Доведись молчать, и Жюстина бы не выдержала.
Толстуха Лизхен, врачуя синяки, поздравила с первой победой. Похвалила. Купила новое платье: с оборками. Чепец, весь в лентах. А Жюстина удвоила рвение, выжимая из Мизогина последние капли его мастерства. Вечерами прося Лизхен показать тайные способы. Учась варить питье для восстановления сил. Смешивая целебные мази. Ставя в холодок настои: одни позволяли легко скинуть ребеночка, другие делали боль далекой, мутной, почти не страшной. Вскоре цена Жюстины удвоилась. Утроилась. Толстуха иногда видела в дочери Жиля-пьяницы себя – молодую! упрямую! В такие минуты Лизхен всерьез подумывала завещать Жюстине лупанарий.
Эта сможет.
Вскоре Жюстина свела знакомство с белошвейками. Шляпницы и белошвейки обучались раздельно, жили также в разных крыльях дома, редко общаясь друг с другом – мешала разница в подходах. Сильные, гибкие шляпницы презирали субтильных, утонченных "ангелочков"; последние платили "ослицам" тем же. Жюстина поначалу вела себя подобно подругам, но Лизхен как-то выругала ее, намекнув: у каждой свечи есть два конца. И неглупо бы присмотреться, если, конечно, Жюстина хочет…

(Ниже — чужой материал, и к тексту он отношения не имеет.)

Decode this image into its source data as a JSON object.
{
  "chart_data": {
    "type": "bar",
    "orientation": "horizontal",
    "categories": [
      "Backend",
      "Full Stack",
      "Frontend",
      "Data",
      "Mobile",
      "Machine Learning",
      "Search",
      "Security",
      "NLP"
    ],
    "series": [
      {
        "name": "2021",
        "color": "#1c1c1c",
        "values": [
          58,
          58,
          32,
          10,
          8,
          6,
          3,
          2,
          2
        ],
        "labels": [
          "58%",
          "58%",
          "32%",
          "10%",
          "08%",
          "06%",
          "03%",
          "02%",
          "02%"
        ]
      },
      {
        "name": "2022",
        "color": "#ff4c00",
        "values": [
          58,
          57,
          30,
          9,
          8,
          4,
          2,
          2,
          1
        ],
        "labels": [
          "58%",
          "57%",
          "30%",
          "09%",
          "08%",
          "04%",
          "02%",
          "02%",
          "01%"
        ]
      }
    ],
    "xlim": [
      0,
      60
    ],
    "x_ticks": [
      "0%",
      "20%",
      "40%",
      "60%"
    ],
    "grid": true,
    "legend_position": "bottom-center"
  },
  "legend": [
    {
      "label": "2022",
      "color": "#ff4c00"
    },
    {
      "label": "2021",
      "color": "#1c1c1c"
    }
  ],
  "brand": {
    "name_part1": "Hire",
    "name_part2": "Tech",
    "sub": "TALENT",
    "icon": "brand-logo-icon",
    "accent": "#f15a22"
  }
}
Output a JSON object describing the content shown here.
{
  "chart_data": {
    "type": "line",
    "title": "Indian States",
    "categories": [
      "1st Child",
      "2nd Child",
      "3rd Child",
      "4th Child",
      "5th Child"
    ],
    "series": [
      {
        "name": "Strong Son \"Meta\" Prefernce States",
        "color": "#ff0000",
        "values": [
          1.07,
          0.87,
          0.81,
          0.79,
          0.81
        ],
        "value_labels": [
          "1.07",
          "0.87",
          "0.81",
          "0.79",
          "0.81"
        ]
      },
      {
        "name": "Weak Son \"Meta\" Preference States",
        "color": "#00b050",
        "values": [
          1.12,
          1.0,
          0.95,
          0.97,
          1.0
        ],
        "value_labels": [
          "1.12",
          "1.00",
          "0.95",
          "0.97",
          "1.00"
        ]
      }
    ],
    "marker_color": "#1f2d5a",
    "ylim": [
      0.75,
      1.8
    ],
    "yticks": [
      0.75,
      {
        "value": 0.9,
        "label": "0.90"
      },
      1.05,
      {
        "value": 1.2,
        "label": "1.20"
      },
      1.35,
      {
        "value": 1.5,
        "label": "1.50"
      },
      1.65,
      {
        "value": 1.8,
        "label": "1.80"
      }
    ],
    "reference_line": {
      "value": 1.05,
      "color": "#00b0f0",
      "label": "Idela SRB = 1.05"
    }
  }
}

Толстуха многозначительно замолчала.
Жюстина кивнула, начав присматриваться.
Белошвеек заказывали астрологи, прорицатели, музыканты, был даже один колдун из Геттена. Короче, те люди, кого Обряд делал гением, одновременно превращая в полную развалину. Но, как и прочим, им хотелось случайной любви вне семьи. Жюстина отлично понимала, почему любовь дворянина может убить неподготовленную женщину, но здесь дело обстояло иначе. Помнился случай, когда плохо обученную белошвейку привели от некоего Томазо Бенони, герцогского звездочета, под руки. Бедняжка всю ночь пела "Мой милый в берете с пером!", а утром прыгнула из окошка, сломав шею. Звездочет потом прислал к Толстухе невольника-нубийца с письмом, где сожалел о случившемся, рекомендовал лучше обучать девиц и передавал кошель с сотней флоринов.
Весь лупанарий сбежался смотреть на чернокожего урода.